Did you know that it's Commute Smart Week? Me neither until today. I also didn't know that apparently us women are seeing an increase in commuting times. On average in London men spend 77.2 minutes on a daily commute to and from work, which is a slight reduction from 2006. In the same time frame, women have seen average commuting times rise from 69.8 minutes a day to 72.8 minutes.
The TUC who collated the survey put this down to the recession with an increase of men in part time job: "Recent trends suggest there is a link between long commute times and longer hours in the office, with the growing number of men in part-time work having shorter journeys to work. This trend is concerning if it means part-time workers and those needing to balance work with caring responsibilities are being excluded from certain types of jobs."
I certainly agree on the points about long commute times and longer hours in the office. I was in the office until quite late last night and strangely enough on the Tube coming home, there were a whole row of women sitting opposite me, looking like they were also coming back from work and playing out the long commute research to the letter.

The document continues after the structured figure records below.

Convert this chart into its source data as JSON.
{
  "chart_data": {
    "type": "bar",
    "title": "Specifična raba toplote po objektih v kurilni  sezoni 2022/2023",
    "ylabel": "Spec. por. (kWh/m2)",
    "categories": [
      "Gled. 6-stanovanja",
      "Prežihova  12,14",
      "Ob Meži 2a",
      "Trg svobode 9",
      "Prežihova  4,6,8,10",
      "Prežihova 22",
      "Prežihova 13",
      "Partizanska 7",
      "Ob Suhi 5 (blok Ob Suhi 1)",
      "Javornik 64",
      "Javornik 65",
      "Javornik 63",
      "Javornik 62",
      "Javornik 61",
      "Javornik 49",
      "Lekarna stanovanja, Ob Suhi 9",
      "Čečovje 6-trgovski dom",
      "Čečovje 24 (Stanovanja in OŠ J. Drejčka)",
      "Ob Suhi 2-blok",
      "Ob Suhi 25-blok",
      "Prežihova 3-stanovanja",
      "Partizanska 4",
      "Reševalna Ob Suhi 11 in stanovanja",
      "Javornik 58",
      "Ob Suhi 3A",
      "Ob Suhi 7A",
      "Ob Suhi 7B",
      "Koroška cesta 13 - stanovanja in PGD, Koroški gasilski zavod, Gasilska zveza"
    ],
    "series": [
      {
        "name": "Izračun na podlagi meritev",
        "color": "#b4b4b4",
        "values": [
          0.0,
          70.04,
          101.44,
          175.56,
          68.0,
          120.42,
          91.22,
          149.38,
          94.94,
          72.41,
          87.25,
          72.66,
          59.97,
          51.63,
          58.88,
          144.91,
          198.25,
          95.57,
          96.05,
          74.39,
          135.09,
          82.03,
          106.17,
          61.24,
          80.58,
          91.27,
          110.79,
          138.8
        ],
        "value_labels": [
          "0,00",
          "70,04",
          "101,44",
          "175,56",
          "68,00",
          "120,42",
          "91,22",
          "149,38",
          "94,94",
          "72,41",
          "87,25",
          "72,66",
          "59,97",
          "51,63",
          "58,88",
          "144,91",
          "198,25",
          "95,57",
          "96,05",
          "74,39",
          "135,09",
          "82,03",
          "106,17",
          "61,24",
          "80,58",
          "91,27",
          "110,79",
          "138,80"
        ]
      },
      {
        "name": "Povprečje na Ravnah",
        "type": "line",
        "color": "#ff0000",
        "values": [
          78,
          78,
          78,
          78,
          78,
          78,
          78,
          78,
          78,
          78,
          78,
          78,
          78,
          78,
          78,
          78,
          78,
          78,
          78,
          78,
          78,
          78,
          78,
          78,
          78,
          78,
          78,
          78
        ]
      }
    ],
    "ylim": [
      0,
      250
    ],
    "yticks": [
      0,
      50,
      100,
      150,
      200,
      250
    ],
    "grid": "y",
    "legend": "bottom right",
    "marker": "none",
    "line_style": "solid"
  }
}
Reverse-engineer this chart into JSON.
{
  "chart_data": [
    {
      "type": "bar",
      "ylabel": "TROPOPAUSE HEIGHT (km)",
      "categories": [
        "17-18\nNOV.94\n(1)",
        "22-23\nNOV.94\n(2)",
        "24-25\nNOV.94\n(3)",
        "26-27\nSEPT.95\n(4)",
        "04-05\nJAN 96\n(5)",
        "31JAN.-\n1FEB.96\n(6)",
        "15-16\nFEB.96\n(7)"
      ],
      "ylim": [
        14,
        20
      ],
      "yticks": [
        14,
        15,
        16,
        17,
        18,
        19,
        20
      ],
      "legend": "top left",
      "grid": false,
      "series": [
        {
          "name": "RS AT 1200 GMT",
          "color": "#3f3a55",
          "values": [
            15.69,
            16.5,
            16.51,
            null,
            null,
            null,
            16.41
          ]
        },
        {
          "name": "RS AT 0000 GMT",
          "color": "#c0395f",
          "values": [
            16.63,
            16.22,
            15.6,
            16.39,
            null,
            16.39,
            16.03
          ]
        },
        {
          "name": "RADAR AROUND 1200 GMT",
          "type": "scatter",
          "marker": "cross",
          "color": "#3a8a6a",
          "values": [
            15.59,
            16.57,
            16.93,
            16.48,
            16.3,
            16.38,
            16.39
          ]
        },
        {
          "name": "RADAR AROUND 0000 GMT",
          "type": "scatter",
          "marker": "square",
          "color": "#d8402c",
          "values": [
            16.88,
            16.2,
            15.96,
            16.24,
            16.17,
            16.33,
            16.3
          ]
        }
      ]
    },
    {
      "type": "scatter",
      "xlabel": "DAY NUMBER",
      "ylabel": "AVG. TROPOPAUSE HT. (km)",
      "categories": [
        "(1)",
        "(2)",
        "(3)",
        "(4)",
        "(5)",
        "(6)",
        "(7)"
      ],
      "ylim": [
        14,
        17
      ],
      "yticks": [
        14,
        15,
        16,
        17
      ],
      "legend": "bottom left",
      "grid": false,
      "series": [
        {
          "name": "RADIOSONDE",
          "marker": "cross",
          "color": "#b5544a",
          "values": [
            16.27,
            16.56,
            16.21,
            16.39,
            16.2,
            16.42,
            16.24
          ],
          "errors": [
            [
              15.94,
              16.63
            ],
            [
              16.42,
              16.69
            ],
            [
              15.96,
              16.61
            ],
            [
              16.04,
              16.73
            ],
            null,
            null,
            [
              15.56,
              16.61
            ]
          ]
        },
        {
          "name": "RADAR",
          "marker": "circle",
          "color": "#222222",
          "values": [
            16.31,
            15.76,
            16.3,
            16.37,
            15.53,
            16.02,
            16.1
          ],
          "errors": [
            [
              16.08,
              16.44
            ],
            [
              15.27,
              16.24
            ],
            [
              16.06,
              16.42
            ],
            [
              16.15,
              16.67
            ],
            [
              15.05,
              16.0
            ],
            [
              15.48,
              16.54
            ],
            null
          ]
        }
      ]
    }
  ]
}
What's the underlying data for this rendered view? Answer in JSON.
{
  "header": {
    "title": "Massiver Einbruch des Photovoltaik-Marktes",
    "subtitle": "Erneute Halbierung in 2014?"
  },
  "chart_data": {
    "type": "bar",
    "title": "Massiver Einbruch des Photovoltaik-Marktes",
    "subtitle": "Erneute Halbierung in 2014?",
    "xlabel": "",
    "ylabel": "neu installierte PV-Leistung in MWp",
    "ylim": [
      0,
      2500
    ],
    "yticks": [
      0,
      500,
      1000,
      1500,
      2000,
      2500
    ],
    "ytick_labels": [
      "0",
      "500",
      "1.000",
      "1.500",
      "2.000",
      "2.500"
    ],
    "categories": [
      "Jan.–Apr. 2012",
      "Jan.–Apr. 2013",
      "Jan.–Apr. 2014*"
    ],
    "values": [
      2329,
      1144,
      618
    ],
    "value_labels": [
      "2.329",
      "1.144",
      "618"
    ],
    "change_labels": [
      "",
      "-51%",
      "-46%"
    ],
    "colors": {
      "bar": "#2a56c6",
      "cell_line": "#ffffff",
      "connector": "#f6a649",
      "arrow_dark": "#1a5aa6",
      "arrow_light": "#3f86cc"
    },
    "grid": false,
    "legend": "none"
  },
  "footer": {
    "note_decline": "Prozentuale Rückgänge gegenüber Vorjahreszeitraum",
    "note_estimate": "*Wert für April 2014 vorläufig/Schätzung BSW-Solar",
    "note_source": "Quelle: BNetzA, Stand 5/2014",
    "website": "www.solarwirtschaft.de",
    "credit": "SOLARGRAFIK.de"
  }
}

Even though London commuting times have fallen, we still have the highest commuting times in the country. The national average is 52.8 minutes, whereas the average London commute is 75 minutes. The Welsh have the shortest average commuting time of 41.4 minutes.
“The average commuter spends the equivalent of more than five weeks a year just to get to work and back. With rising transport costs far outstripping pay rises, reducing the number of peak-time commutes would save both time and money for hard-pressed workers." said TUC secretary Brendan Barber.
I actually thought my commute was particularly long, but it appears that
I'm average at 75 minutes. Not that it makes me feel a lot better, but
it does explain why so many people do look really knackered on the
London Underground and that falling asleep too and from work is a common
occurance (if you're lucky enough to get a seat). I certainly think that the daily grind of a long commute means there's a case for employers to be more flexible on where and when people work.
Work Wise UK Chief Executive Phil Flaxton said "Commute Smart week provides a real opportunity to revise tired working practises, how and where people work and set about adopting flexible approaches to people management as a key component of effective change."
How does your commuting time compare with the averages given above?